アラフォー主婦な私の生活記録

あまり大きな声では言えない心の叫びを綴ります。

紳士、再び…②

「○日だったら午後から夜まで大丈夫なんだよね?」

「2時半位にそっちに着いて、その日は泊まっていくから」

「いっぱい愛し合って、」

「軽く飲みに行く?」

 


え?泊まりで来てくれるの??

うそ!?嬉しい!!

 


「行く行く行く!!」

「やったー🙌」

「〇〇さんと飲みに行けるなんて嬉しい!」

「デートだ❤️」

「嬉しい!」

 


本当に嬉しかった。だって紳士はSEXにしか興味がないものだと思っていたから。

 


ホテルで会った時も、私ともっと色んな話がしたい、私と一緒に飲みに行きたい、そんな事を言っていた。もしかしたらあれは本心だったのかもしれない、そう思うととっても嬉しい。だって紳士はSEXモンスターである。リアル以外で知り合う女性は、私も含めてほぼ全員が性欲のはけ口なのだろうと理解している(笑)。その彼の中の広大なSEXオンリーゾーンから抜け出して、次のゾーンに進めたような?SEXだけじゃなくて、私という人間に興味を持ってもらえたような?そんな気がして嬉しいのだ。

 


「午前中は趣味のスポーツで遠出をするから、その後向かうね」

 


え?それってあのスポーツだよね?しかも場所遠過ぎじゃない?そんなハードスケジュールを組んでまで会いに来てくれるなんて、嬉しくないはずがない。でもそんなに無理させて大丈夫なのか、少し心配。

 


「スポーツした後疲れちゃったらドタキャンしていいから、無理しないで」

「後日ちゃんと来てくれるなら、我慢できるから」

 


そしたら

 


「大丈夫」って。

 


会いたいって思ってくれてるのかな?それともやっぱりまた私とSEXしたいと思っただけなのかな?

 


うーん、まぁどっちでもいいや。

 


紳士の事は好きだけど、どちらかといえばファンタジーの分類で、彼に対して、付き合ってほしいとか、私だけを見ていて欲しいとか、そういう現実的な願望は無い。本当は存在していなくて、私にしか見えないイマジナリーフレンドみたいな?笑 そんな存在。

 


リアルの世界では、最近私には他に好きな人ができた。じゃあなんで紳士と会うの?と聞かれたら、私にもよくわからない。紳士という未解明な生き物に対する好奇心…?それともこれまで相手にされていないと思っていた相手に興味を持ってもらえた事に対する満足感… 達成感…?まぁそんなところだろう。

 


相思相愛の相手ができたのに紳士に会うのは違うんじゃない?って気もしないわけではない。でもそもそも婚外の世界自体がアウトローなのである。うちの旦那のような一途な人間は、この領域につま先を踏み入れることすらしない。

 


私が好きになった彼だって、奥さんとは仲良しだと言っていた。週末は仲良く小旅行に行ったりもするし、一緒にお風呂に入ったりもするらしい。
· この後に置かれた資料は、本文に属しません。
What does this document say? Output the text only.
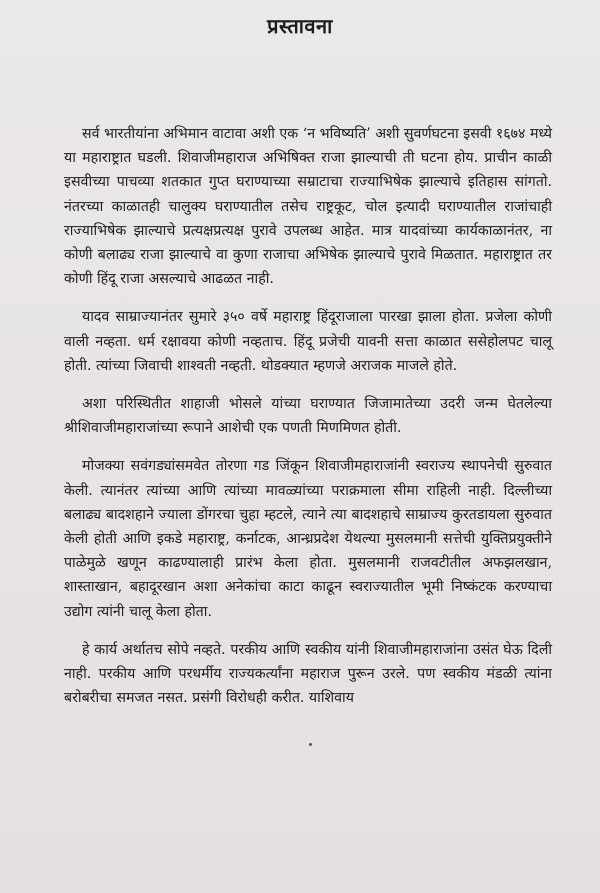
प्रस्तावना

सर्व भारतीयांना अभिमान वाटावा अशी एक ‘न भविष्यति’ अशी सुवर्णघटना इसवी १६७४ मध्ये या महाराष्ट्रात घडली. शिवाजीमहाराज अभिषिक्त राजा झाल्याची ती घटना होय. प्राचीन काळी इसवीच्या पाचव्या शतकात गुप्त घराण्याच्या सम्राटाचा राज्याभिषेक झाल्याचे इतिहास सांगतो. नंतरच्या काळातही चालुक्य घराण्यातील तसेच राष्ट्रकूट, चोल इत्यादी घराण्यातील राजांचाही राज्याभिषेक झाल्याचे प्रत्यक्षप्रत्यक्ष पुरावे उपलब्ध आहेत. मात्र यादवांच्या कार्यकाळानंतर, ना कोणी बलाढ्य राजा झाल्याचे वा कुणा राजाचा अभिषेक झाल्याचे पुरावे मिळतात. महाराष्ट्रात तर कोणी हिंदू राजा असल्याचे आढळत नाही.

यादव साम्राज्यानंतर सुमारे ३५० वर्षे महाराष्ट्र हिंदूराजाला पारखा झाला होता. प्रजेला कोणी वाली नव्हता. धर्म रक्षावया कोणी नव्हताच. हिंदू प्रजेची यावनी सत्ता काळात ससेहोलपट चालू होती. त्यांच्या जिवाची शाश्वती नव्हती. थोडक्यात म्हणजे अराजक माजले होते.

अशा परिस्थितीत शाहाजी भोसले यांच्या घराण्यात जिजामातेच्या उदरी जन्म घेतलेल्या श्रीशिवाजीमहाराजांच्या रूपाने आशेची एक पणती मिणमिणत होती.

मोजक्या सवंगड्यांसमवेत तोरणा गड जिंकून शिवाजीमहाराजांनी स्वराज्य स्थापनेची सुरुवात केली. त्यानंतर त्यांच्या आणि त्यांच्या मावळ्यांच्या पराक्रमाला सीमा राहिली नाही. दिल्लीच्या बलाढ्य बादशहाने ज्याला डोंगरचा चुहा म्हटले, त्याने त्या बादशहाचे साम्राज्य कुरतडायला सुरुवात केली होती आणि इकडे महाराष्ट्र, कर्नाटक, आन्ध्रप्रदेश येथल्या मुसलमानी सत्तेची युक्तिप्रयुक्तीने पाळेमुळे खणून काढण्यालाही प्रारंभ केला होता. मुसलमानी राजवटीतील अफझलखान, शास्ताखान, बहादूरखान अशा अनेकांचा काटा काढून स्वराज्यातील भूमी निष्कंटक करण्याचा उद्योग त्यांनी चालू केला होता.

हे कार्य अर्थातच सोपे नव्हते. परकीय आणि स्वकीय यांनी शिवाजीमहाराजांना उसंत घेऊ दिली नाही. परकीय आणि परधर्मीय राज्यकर्त्यांना महाराज पुरून उरले. पण स्वकीय मंडळी त्यांना बरोबरीचा समजत नसत. प्रसंगी विरोधही करीत. याशिवाय
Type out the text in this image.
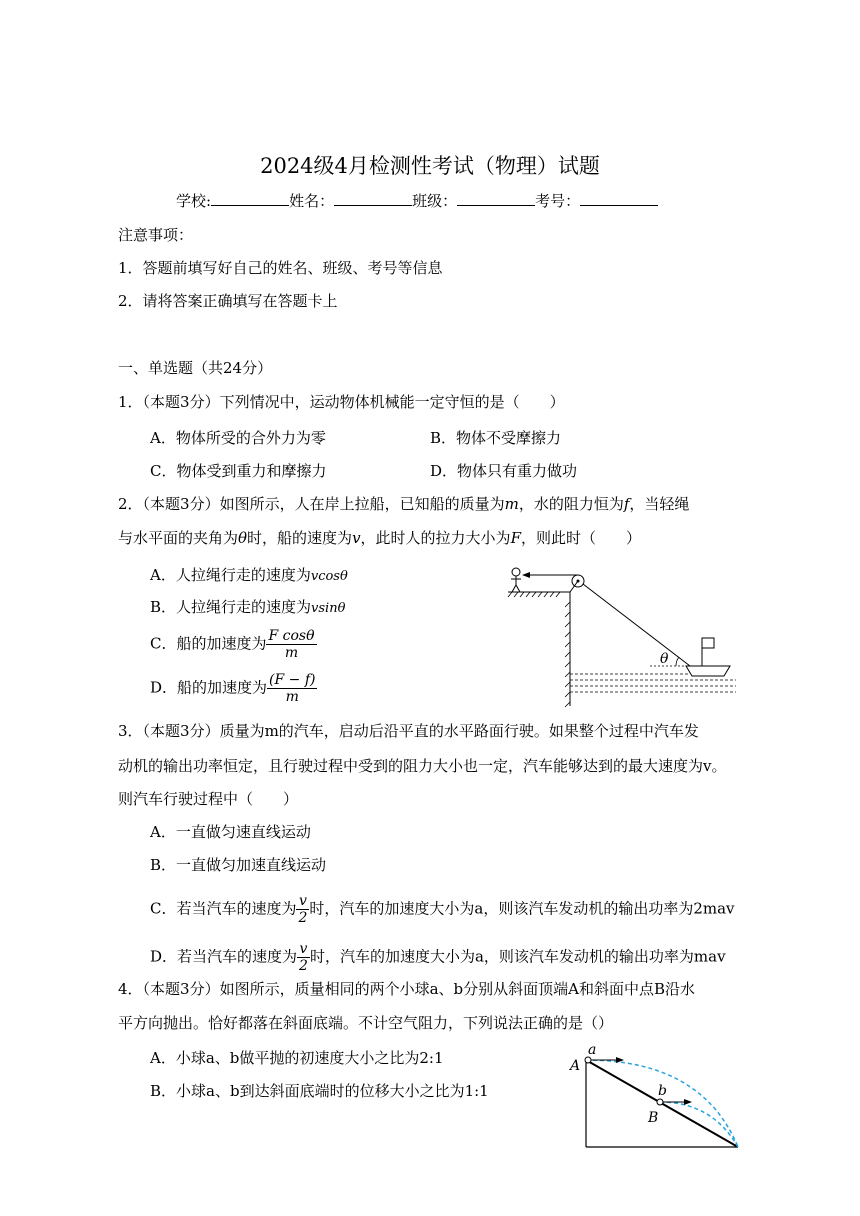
2024级4月检测性考试（物理）试题
学校:	姓名：	班级：	考号：
注意事项：
1．答题前填写好自己的姓名、班级、考号等信息
2．请将答案正确填写在答题卡上
一、单选题（共24分）
1．（本题3分）下列情况中，运动物体机械能一定守恒的是（　　）
A．物体所受的合外力为零	B．物体不受摩擦力
C．物体受到重力和摩擦力	D．物体只有重力做功
2．（本题3分）如图所示，人在岸上拉船，已知船的质量为m，水的阻力恒为f，当轻绳
与水平面的夹角为θ时，船的速度为v，此时人的拉力大小为F，则此时（　　）
A．人拉绳行走的速度为vcosθ
B．人拉绳行走的速度为vsinθ
C．船的加速度为 $\frac{\text{F cosθ}}{m}$
D．船的加速度为 $\frac{(F - f)}{m}$
θ
3．（本题3分）质量为m的汽车，启动后沿平直的水平路面行驶。如果整个过程中汽车发
动机的输出功率恒定，且行驶过程中受到的阻力大小也一定，汽车能够达到的最大速度为v。
则汽车行驶过程中（　　）
A．一直做匀速直线运动
B．一直做匀加速直线运动
C．若当汽车的速度为 $\frac{v}{2}$ 时，汽车的加速度大小为a，则该汽车发动机的输出功率为2mav
D．若当汽车的速度为 $\frac{v}{2}$ 时，汽车的加速度大小为a，则该汽车发动机的输出功率为mav
4．（本题3分）如图所示，质量相同的两个小球a、b分别从斜面顶端A和斜面中点B沿水
平方向抛出。恰好都落在斜面底端。不计空气阻力，下列说法正确的是（）
A．小球a、b做平抛的初速度大小之比为2:1
B．小球a、b到达斜面底端时的位移大小之比为1:1
A
a
B
b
結局、どんなに相思相愛だと盛り上がっていても、付き合う事になったとしても、相手に正室がいる限り、側室というポジションは変わらないのである。婚外恋愛の世界では、ルールなんてあって無いようなものなのだろう。ルールが欲しければ、向き合いたい相手ができた時に、本人同士で決めればいい。

 


その点、紳士はイマジナリーフレンドなだけに、彼との関係には何のしがらみもない。寂しい時はふとLINEすれば、素早いレスポンスがあるし、話したくない気分の時は放置すれば、執拗に追いかけられる事も無いし、その事が後に響く事もない。質問されれば答えるけど、そもそも頼りにはしていないから、こちらから相談なんてする事もない。

 


彼に求める事はただ一つ。私が相手をして欲しいと思った時に、どこからともなくひょっこりと現れて欲しいだけ。

 


成長していく過程で、ある日気づいたら姿が見えなくなっていて、その存在も忘れてしまうイマジナリーフレンド。それならそれでいい。だからあえて私は彼について何も質問をしない。名前も、誕生日も、血液型も、仕事も、何も知らない。そのまま知らずにいたいのだ。

 


紳士は、私のファンタジーそのものなのである。リアルが生きにくいと感じた時に逃げ込む場所。やっと手に入れた、秘密のワンダーランドなのだ。